If you think these will do the job on DCOEs I’ll get a set.
Thanks. Andrew.
Looks great thanks. Being able To see 4 at once would be helpful - apologies for the stupid question - will these work with DCOEs? I had always
envisaged something that measured from trumpet part.
If you think these will do the job on DCOEs I’ll get a set.
Thanks. Andrew.
Not selling, but I have a Morgan carbtune. See all 4 really helps as you can see how adjusting one affects the others.
Some carbs ( dellorto, bike stuff etc,) tends to have a vacuum take off which is ideal. Otherwise drill/tap the manifold to M5 or 6 and use MIG tips
as take offs, bolt after to plug.
If you want a single type, plenty of those about, even gunson. But the very best are the old Crypton Synchro Check.
I may have a Gibsons one kicking around the garage, will check later
Gunsons, not Gibson (flippin autocorrect)
I set the fireblade carbs up on the pinto with a differential manometer made from 6mm polyurethane air hose and a couple of t pieces.
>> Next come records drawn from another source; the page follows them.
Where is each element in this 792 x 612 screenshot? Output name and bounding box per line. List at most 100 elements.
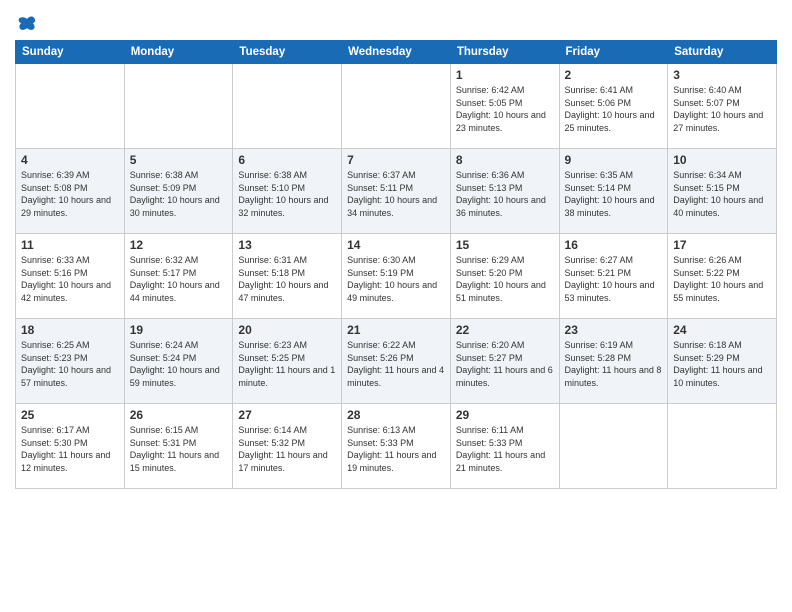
day-number: 8 [456, 153, 554, 167]
week-row-4: 18 Sunrise: 6:25 AMSunset: 5:23 PMDayligh… [16, 319, 777, 404]
calendar-cell [233, 64, 342, 149]
day-number: 23 [565, 323, 663, 337]
calendar-cell [16, 64, 125, 149]
calendar-cell: 14Sunrise: 6:30 AMSunset: 5:19 PMDayligh… [342, 234, 451, 319]
page-container: SundayMondayTuesdayWednesdayThursdayFrid… [0, 0, 792, 499]
day-info: Sunrise: 6:25 AMSunset: 5:23 PMDaylight:… [21, 339, 119, 389]
day-info: Sunrise: 6:26 AMSunset: 5:22 PMDaylight:… [673, 254, 771, 304]
day-info: Sunrise: 6:20 AMSunset: 5:27 PMDaylight:… [456, 339, 554, 389]
calendar-cell: 10 Sunrise: 6:34 AMSunset: 5:15 PMDayligh… [668, 149, 777, 234]
day-info: Sunrise: 6:33 AMSunset: 5:16 PMDaylight:… [21, 254, 119, 304]
calendar-cell: 7 Sunrise: 6:37 AMSunset: 5:11 PMDaylight… [342, 149, 451, 234]
calendar-cell: 22 Sunrise: 6:20 AMSunset: 5:27 PMDayligh… [450, 319, 559, 404]
day-info: Sunrise: 6:22 AMSunset: 5:26 PMDaylight:… [347, 339, 445, 389]
day-info: Sunrise: 6:39 AMSunset: 5:08 PMDaylight:… [21, 169, 119, 219]
calendar-cell: 19 Sunrise: 6:24 AMSunset: 5:24 PMDayligh… [124, 319, 233, 404]
calendar-cell: 17 Sunrise: 6:26 AMSunset: 5:22 PMDayligh… [668, 234, 777, 319]
calendar-header-row: SundayMondayTuesdayWednesdayThursdayFrid… [16, 41, 777, 64]
day-number: 18 [21, 323, 119, 337]
calendar-cell: 25 Sunrise: 6:17 AMSunset: 5:30 PMDayligh… [16, 404, 125, 489]
day-header-thursday: Thursday [450, 41, 559, 64]
day-number: 20 [238, 323, 336, 337]
day-header-friday: Friday [559, 41, 668, 64]
day-info: Sunrise: 6:41 AMSunset: 5:06 PMDaylight:… [565, 84, 663, 134]
day-info: Sunrise: 6:19 AMSunset: 5:28 PMDaylight:… [565, 339, 663, 389]
calendar-cell: 11 Sunrise: 6:33 AMSunset: 5:16 PMDayligh… [16, 234, 125, 319]
calendar-cell: 16 Sunrise: 6:27 AMSunset: 5:21 PMDayligh… [559, 234, 668, 319]
calendar-cell [124, 64, 233, 149]
week-row-1: 1 Sunrise: 6:42 AMSunset: 5:05 PMDaylight… [16, 64, 777, 149]
calendar-cell: 23 Sunrise: 6:19 AMSunset: 5:28 PMDayligh… [559, 319, 668, 404]
calendar-cell: 15Sunrise: 6:29 AMSunset: 5:20 PMDayligh… [450, 234, 559, 319]
day-info: Sunrise: 6:35 AMSunset: 5:14 PMDaylight:… [565, 169, 663, 219]
day-number: 5 [130, 153, 228, 167]
day-info: Sunrise: 6:23 AMSunset: 5:25 PMDaylight:… [238, 339, 336, 389]
day-info: Sunrise: 6:30 AMSunset: 5:19 PMDaylight:… [347, 254, 445, 304]
day-info: Sunrise: 6:31 AMSunset: 5:18 PMDaylight:… [238, 254, 336, 304]
day-number: 1 [456, 68, 554, 82]
calendar-cell: 28Sunrise: 6:13 AMSunset: 5:33 PMDayligh… [342, 404, 451, 489]
day-info: Sunrise: 6:14 AMSunset: 5:32 PMDaylight:… [238, 424, 336, 474]
day-header-monday: Monday [124, 41, 233, 64]
calendar-cell: 9 Sunrise: 6:35 AMSunset: 5:14 PMDaylight… [559, 149, 668, 234]
week-row-2: 4 Sunrise: 6:39 AMSunset: 5:08 PMDaylight… [16, 149, 777, 234]
calendar-cell: 12 Sunrise: 6:32 AMSunset: 5:17 PMDayligh… [124, 234, 233, 319]
day-info: Sunrise: 6:40 AMSunset: 5:07 PMDaylight:… [673, 84, 771, 134]
day-number: 17 [673, 238, 771, 252]
day-info: Sunrise: 6:11 AMSunset: 5:33 PMDaylight:… [456, 424, 554, 474]
day-info: Sunrise: 6:29 AMSunset: 5:20 PMDaylight:… [456, 254, 554, 304]
day-header-sunday: Sunday [16, 41, 125, 64]
week-row-3: 11 Sunrise: 6:33 AMSunset: 5:16 PMDayligh… [16, 234, 777, 319]
day-number: 12 [130, 238, 228, 252]
calendar-cell: 21 Sunrise: 6:22 AMSunset: 5:26 PMDayligh… [342, 319, 451, 404]
day-info: Sunrise: 6:17 AMSunset: 5:30 PMDaylight:… [21, 424, 119, 474]
calendar-cell: 24Sunrise: 6:18 AMSunset: 5:29 PMDayligh… [668, 319, 777, 404]
calendar-cell: 8 Sunrise: 6:36 AMSunset: 5:13 PMDaylight… [450, 149, 559, 234]
day-number: 10 [673, 153, 771, 167]
day-number: 25 [21, 408, 119, 422]
day-number: 4 [21, 153, 119, 167]
day-number: 28 [347, 408, 445, 422]
day-number: 3 [673, 68, 771, 82]
day-number: 9 [565, 153, 663, 167]
day-info: Sunrise: 6:38 AMSunset: 5:10 PMDaylight:… [238, 169, 336, 219]
day-info: Sunrise: 6:37 AMSunset: 5:11 PMDaylight:… [347, 169, 445, 219]
day-number: 7 [347, 153, 445, 167]
day-number: 19 [130, 323, 228, 337]
day-header-tuesday: Tuesday [233, 41, 342, 64]
calendar-cell: 27 Sunrise: 6:14 AMSunset: 5:32 PMDayligh… [233, 404, 342, 489]
day-number: 16 [565, 238, 663, 252]
calendar-cell: 20 Sunrise: 6:23 AMSunset: 5:25 PMDayligh… [233, 319, 342, 404]
day-info: Sunrise: 6:38 AMSunset: 5:09 PMDaylight:… [130, 169, 228, 219]
day-info: Sunrise: 6:42 AMSunset: 5:05 PMDaylight:… [456, 84, 554, 134]
day-info: Sunrise: 6:32 AMSunset: 5:17 PMDaylight:… [130, 254, 228, 304]
calendar-cell [342, 64, 451, 149]
calendar-cell: 29 Sunrise: 6:11 AMSunset: 5:33 PMDayligh… [450, 404, 559, 489]
calendar-cell [559, 404, 668, 489]
day-number: 29 [456, 408, 554, 422]
calendar-cell: 26 Sunrise: 6:15 AMSunset: 5:31 PMDayligh… [124, 404, 233, 489]
logo-bird-icon [17, 14, 37, 34]
calendar-table: SundayMondayTuesdayWednesdayThursdayFrid… [15, 40, 777, 489]
day-number: 6 [238, 153, 336, 167]
calendar-cell: 13 Sunrise: 6:31 AMSunset: 5:18 PMDayligh… [233, 234, 342, 319]
day-info: Sunrise: 6:15 AMSunset: 5:31 PMDaylight:… [130, 424, 228, 474]
day-number: 21 [347, 323, 445, 337]
calendar-cell: 3 Sunrise: 6:40 AMSunset: 5:07 PMDaylight… [668, 64, 777, 149]
day-number: 22 [456, 323, 554, 337]
day-info: Sunrise: 6:27 AMSunset: 5:21 PMDaylight:… [565, 254, 663, 304]
day-info: Sunrise: 6:24 AMSunset: 5:24 PMDaylight:… [130, 339, 228, 389]
day-number: 27 [238, 408, 336, 422]
logo [15, 14, 37, 34]
week-row-5: 25 Sunrise: 6:17 AMSunset: 5:30 PMDayligh… [16, 404, 777, 489]
day-info: Sunrise: 6:34 AMSunset: 5:15 PMDaylight:… [673, 169, 771, 219]
day-info: Sunrise: 6:18 AMSunset: 5:29 PMDaylight:… [673, 339, 771, 389]
day-header-wednesday: Wednesday [342, 41, 451, 64]
calendar-cell: 18 Sunrise: 6:25 AMSunset: 5:23 PMDayligh… [16, 319, 125, 404]
day-number: 13 [238, 238, 336, 252]
day-number: 2 [565, 68, 663, 82]
day-number: 26 [130, 408, 228, 422]
day-info: Sunrise: 6:36 AMSunset: 5:13 PMDaylight:… [456, 169, 554, 219]
day-number: 11 [21, 238, 119, 252]
day-header-saturday: Saturday [668, 41, 777, 64]
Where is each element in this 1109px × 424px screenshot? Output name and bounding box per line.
The mainfold vacuum is greater than 7 feet of water at idle (height of garage ceiling) and with a simple manometer to atmosphere, it was slurping all
the water out, so I set up a manometer with ends connected between 1 and 2, another between 3 and 4 so any pulsing would be out of phase to stop any
resonance, then ran another manometer between 2 and 3 to balance the pairs relative to each other. The whole setup is now balanced within about
1/2" of water overall, far better accuracy than the part to part variation of the calibration of cheap vacuum gauges and better resolution to
boot.
I cobbled it together with stuff I had in the garage, but buying the tube and a pair of t pieces, I can't imagine you'd be looking at more
than a tenner. It's cable clipped to a piece of 3x2 that sits with the wood store in the corner.